- Born: Chiyanjano Muheziwa November 10, 1987 (age 38) Salima District, Malawi
- Genres: Afro-soul; Afrobeat;
- Occupations: Musician songwriter producer television broadcaster
- Years active: 2000–present

= Annie Matumbi =

Malawian musician

Chiyanjano Muheziwa popularly known as Annie Matumbi, and sometimes Nyakwawa, is a Malawian veteran musician, tv presenter, actor and politician. He has released several successful singles and albums, including "Marshup", "Free Major 1", and "Malawi Must Be Saved". His music has resonated with audiences, making him a household name in Malawi.

Apart from being a musician, Muheziwa is also a TV presenter for Luso TV, hosting various shows and events. This has helped him build a strong on-screen presence and connect with a broader audience.

== Background ==

=== Early life and music career ===
Muheziwa was born in Salima District in Malawi. He started implemeting music at a young age. He later moved to Lilongwe the capital of Malawi to purse his career in Music. Under his name, he has released several singles, including "Marshup", "Free Major 1", "Julie Part 10 (Yao Version)", "Malawi Must Be Saved", and "Mafunyeta Tribute", as well as numerous albums.
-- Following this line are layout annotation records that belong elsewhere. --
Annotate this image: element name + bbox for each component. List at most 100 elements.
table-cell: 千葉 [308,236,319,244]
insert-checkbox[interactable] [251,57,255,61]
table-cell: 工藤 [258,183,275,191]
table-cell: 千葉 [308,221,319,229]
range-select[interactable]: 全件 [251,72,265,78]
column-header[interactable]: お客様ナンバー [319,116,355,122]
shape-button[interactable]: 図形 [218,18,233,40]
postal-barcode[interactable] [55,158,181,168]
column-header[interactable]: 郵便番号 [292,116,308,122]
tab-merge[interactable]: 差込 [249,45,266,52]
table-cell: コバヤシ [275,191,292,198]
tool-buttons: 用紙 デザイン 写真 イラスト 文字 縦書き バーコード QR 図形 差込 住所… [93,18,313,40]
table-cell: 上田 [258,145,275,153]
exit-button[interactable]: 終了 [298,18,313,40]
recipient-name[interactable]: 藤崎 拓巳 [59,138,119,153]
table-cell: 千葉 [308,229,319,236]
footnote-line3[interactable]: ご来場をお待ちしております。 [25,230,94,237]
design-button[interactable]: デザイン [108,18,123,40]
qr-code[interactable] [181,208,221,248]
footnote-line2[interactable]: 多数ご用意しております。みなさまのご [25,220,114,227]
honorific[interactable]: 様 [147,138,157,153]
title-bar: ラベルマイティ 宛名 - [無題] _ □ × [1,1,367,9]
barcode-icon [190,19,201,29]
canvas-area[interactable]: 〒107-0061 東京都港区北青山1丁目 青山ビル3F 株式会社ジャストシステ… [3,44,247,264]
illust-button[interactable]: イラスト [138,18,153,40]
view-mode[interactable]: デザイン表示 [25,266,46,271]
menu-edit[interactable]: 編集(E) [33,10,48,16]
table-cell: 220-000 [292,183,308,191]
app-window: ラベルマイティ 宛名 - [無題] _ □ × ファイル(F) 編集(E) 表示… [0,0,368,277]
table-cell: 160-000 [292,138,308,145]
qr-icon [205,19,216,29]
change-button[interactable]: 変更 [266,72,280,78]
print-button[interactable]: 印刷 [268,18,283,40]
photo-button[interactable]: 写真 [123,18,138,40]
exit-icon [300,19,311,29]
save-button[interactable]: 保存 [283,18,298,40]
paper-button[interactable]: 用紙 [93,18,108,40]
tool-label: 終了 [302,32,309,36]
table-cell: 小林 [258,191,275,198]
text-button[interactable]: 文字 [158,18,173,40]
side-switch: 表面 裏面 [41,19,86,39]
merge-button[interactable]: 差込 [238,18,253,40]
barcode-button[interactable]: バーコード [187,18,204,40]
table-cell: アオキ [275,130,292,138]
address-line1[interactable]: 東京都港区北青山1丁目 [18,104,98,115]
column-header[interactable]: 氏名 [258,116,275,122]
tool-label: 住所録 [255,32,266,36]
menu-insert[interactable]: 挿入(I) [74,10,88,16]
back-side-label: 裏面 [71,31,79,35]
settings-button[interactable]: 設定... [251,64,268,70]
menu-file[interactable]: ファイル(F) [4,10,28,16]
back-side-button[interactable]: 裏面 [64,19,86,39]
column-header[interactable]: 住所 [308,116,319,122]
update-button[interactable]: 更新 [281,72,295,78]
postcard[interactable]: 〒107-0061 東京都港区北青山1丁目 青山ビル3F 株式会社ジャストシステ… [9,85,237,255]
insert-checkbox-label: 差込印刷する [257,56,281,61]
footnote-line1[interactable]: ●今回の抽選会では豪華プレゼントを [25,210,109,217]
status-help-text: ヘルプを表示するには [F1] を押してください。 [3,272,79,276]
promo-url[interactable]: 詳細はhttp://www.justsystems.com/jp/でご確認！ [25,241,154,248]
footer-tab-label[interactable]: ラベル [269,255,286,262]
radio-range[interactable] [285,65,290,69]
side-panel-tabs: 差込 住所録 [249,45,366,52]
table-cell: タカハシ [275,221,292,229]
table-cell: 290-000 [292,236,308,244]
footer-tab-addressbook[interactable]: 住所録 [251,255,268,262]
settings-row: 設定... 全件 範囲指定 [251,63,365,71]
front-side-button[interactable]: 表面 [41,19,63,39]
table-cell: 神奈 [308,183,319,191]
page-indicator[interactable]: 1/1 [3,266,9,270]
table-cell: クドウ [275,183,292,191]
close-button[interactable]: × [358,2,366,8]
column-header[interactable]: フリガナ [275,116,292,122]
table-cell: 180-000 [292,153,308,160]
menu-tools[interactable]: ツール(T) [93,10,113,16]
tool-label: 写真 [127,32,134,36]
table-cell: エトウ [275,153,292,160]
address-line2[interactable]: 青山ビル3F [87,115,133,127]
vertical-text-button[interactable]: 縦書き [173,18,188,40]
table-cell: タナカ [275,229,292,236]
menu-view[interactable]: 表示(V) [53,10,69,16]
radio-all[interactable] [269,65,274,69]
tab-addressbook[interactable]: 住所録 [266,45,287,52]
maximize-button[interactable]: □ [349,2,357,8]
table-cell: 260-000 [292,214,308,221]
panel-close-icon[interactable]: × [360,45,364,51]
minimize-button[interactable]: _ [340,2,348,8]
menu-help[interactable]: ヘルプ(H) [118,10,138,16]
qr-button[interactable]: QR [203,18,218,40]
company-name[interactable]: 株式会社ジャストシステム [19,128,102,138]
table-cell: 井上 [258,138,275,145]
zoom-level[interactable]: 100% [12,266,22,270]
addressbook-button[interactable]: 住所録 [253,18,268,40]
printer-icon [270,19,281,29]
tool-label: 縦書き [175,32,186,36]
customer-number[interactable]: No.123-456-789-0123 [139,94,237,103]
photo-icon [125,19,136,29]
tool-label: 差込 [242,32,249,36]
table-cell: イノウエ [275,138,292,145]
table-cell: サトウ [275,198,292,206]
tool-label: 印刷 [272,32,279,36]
In 2017, Muheziwa claimed he was the father of Malawi urban music.

=== Political career ===
Muheziwa stood for a parliamentary seat in the 2019 general election under the Democratic Progressive Party (DPP) for the Lilongwe City Southwest constituency.

=== Television and acting ===
Muheziwa is also a TV presenter and actor who appeared in the Malawian movie production "Julie and Vivian".